I gesture at the junk. “Look around you, Duke. Granny was certifiably weird. People loved her anyway. My worst sin was reading books, and everyone treated me like a leper for it. Now I find out you’re some kind of secret nerd who studies swordplay? This is some serious bullshit!”
He rolls my eyes. “Focus, Gingersnap. This is proof that Granny was into…something. Do you think one of these objects might be the reason? Did she…” He swallows thickly.
I rub Duke’s throbbing forehead with his fingertips. “Oh, she cursed you often, but she wasn’t really a witch. Besides, she would never do this to me. She loved me.”
“I guess you’re right. Seems like she gifted you and cursed me.” He crosses my arms over my chest.
I stare at him curiously. I’m not even going to ask aloud why he would think such a thing.
The corner of my lip kicks up before he gestures at his body, still only wearing a towel. “What woman in her right mind wouldn’t want a chance to experience all that?”
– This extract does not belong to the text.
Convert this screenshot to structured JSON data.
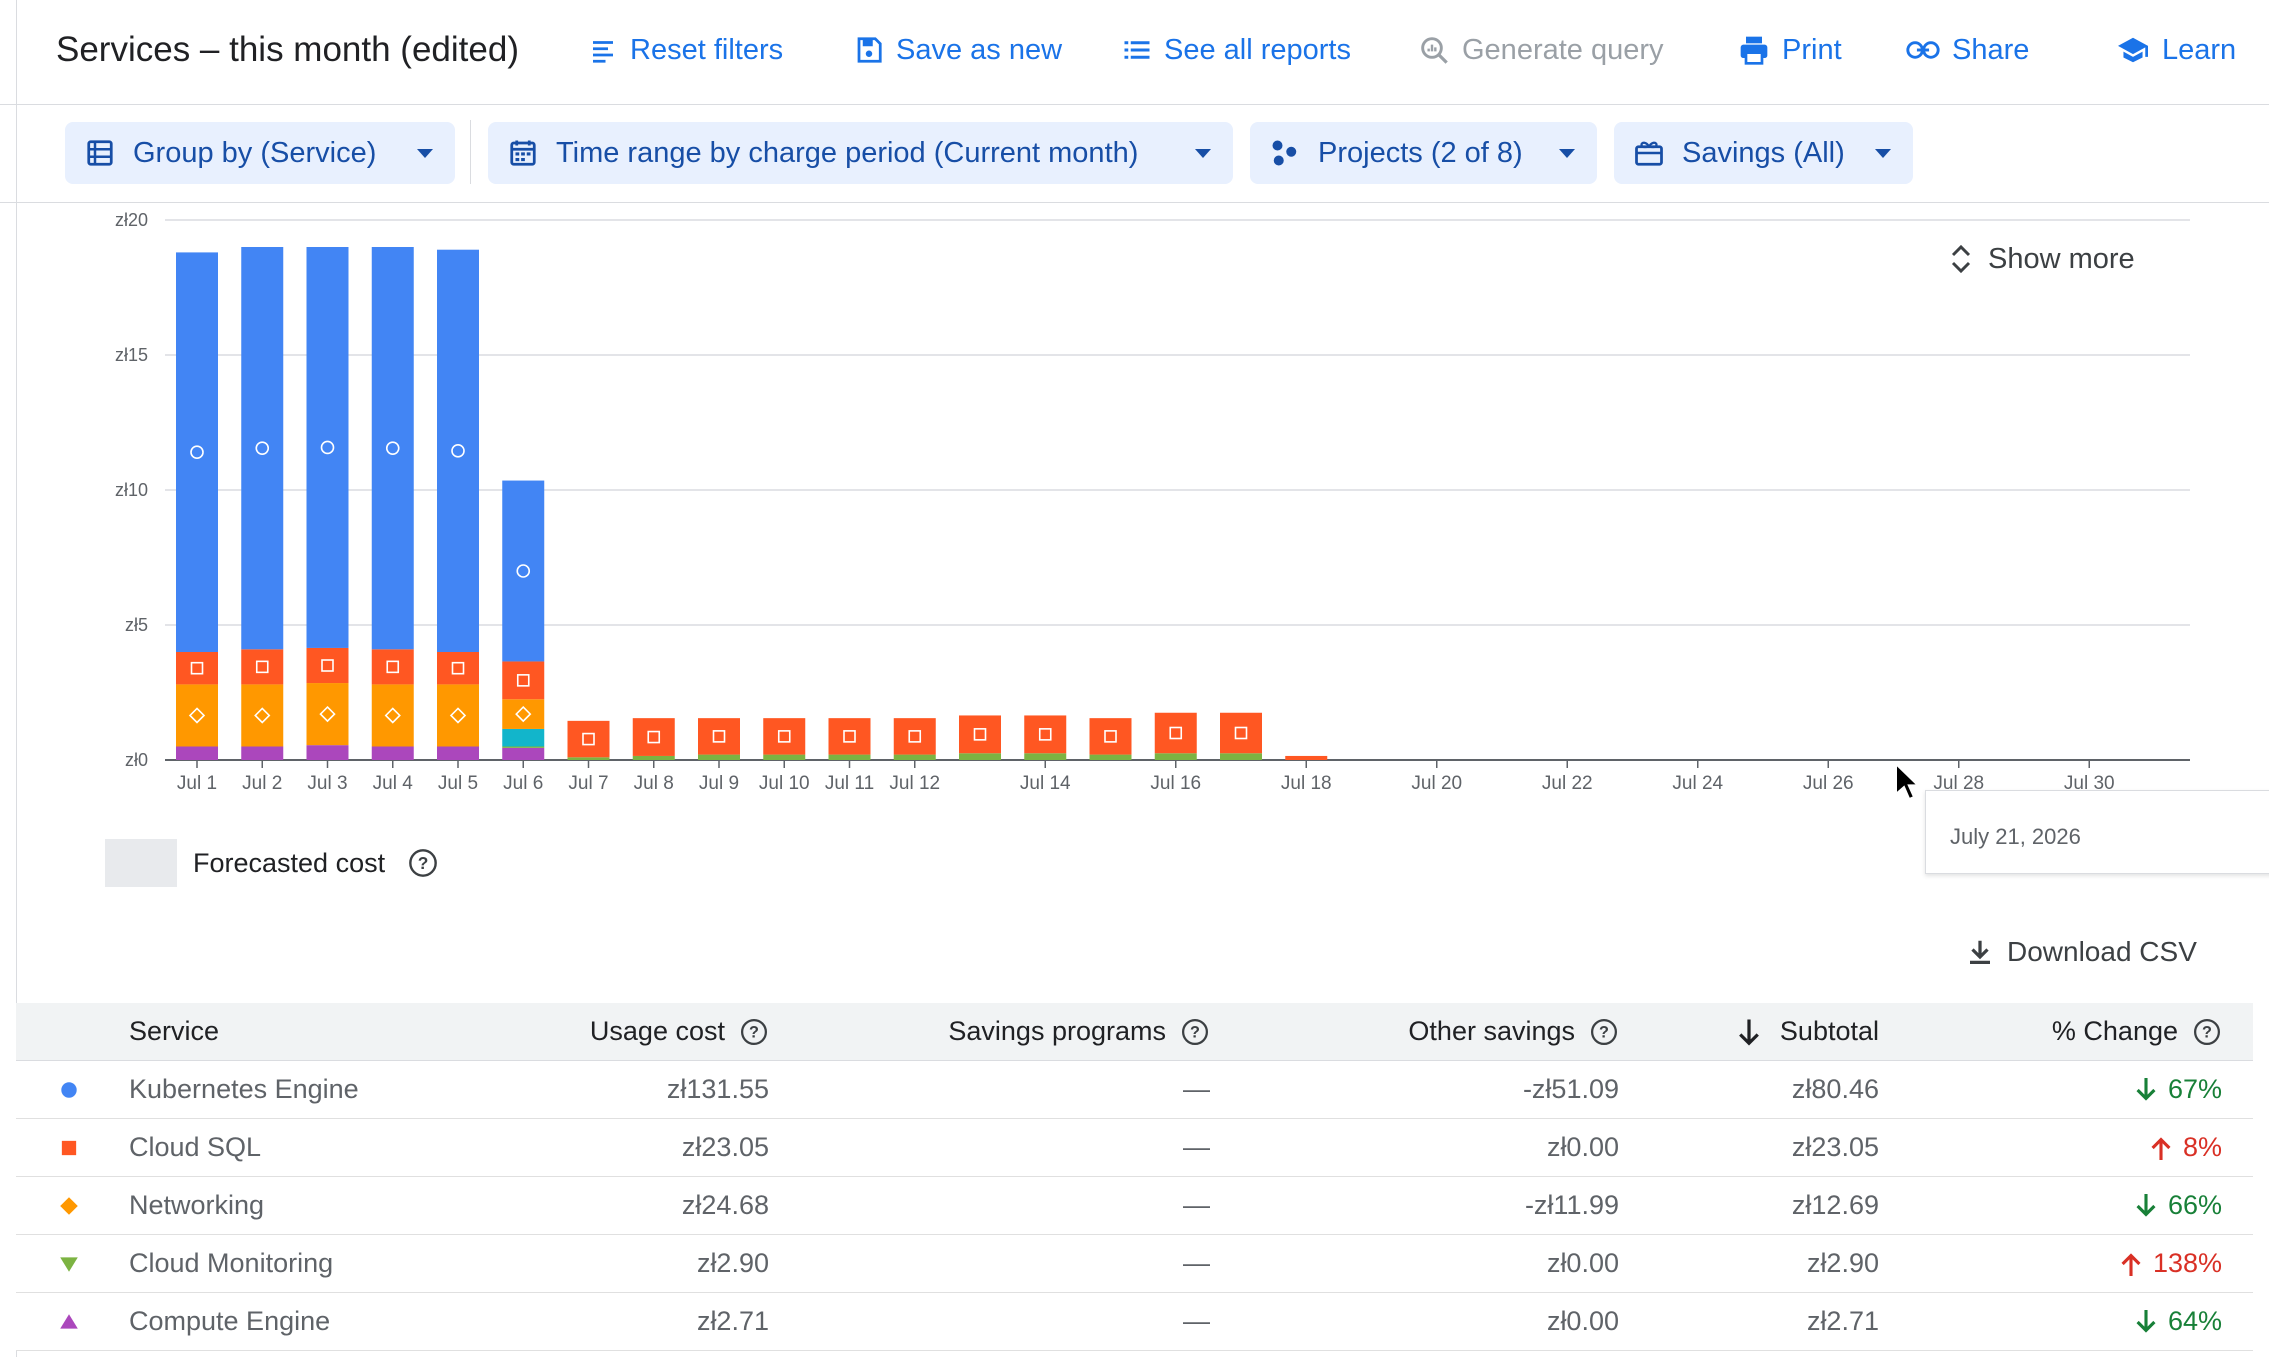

“Get out,” I whisper hoarsely, pointing at the front door. “If you’re not going to do anything to help me solve this problem, then at least stay out of my hair.”
“Can’t.” He swallows like he’s going to be sick. “I’m kind of attached to it at the moment. What I will do is talk to some of the old biddies in town.” He gestures toward the leaning tower of books in the corner of the room. “In the meantime, you stay hidden here and do what you do best.”
I choke down a lump of anxiety. “Why don’t you stay here and read, since you’re in my body, and I’ll go talk to the town biddies? Everyone loves you more than me anyway.”
His expression turns as skittish as I feel. “Too much of a risk. I didn’t leave town for a decade, so people know me well. I have friends and?—”
I curl his hand into a fist as tears well in his stupid eyes. If he makes one snide remark about the fact that I have no family left, I’ll punch my own face.
He shakes my head then glances away. “People don’t know you as well, but they expect you to be grieving. It won’t raise any red flags if you’re not acting like they remember.”
My temper lowers to a slow simmer, despite being thrown even more off-kilter from Duke’s tact. I don’t bother telling him that they won’t remember me. They’d have had to know me in the first place to be able to forget me.
“I’ll keep sorting. If Granny really was into witchcraft, then maybe she has something that could help us. While you’re interrogating the elderly population, maybe try to find out who else in town has similar rumors about them being involved in the occult,” I suggest, “beyond the obvious suspects.”
He squints. “You want me to ask Miss Nell if she’s got Mothman man’s phone number?”
The memory of all Granny’s stories about Mothman punches me in the face.
What if…?
A sense of foreboding settles into my bones. Duke’s bones.
“Cordelia.”
I jump then realize that Duke’s across the room, my hand on the doorknob.
“Yeah?” I croak.
“People didn’t ignore you because you read so many books,” he mutters. “They were jealous. You loved reading, and you didn’t hide it to fit in. Now’s your chance to make being a nerd worth something. If anyone can find a way out of this in a book, it’s you.”
I blink at the closed door. Then, I shift my gaze to Granny’s home library.
I quit reading to actually try and build my own happily ever after.
It didn’t work then. I don’t have much hope that reading will solve my problems now.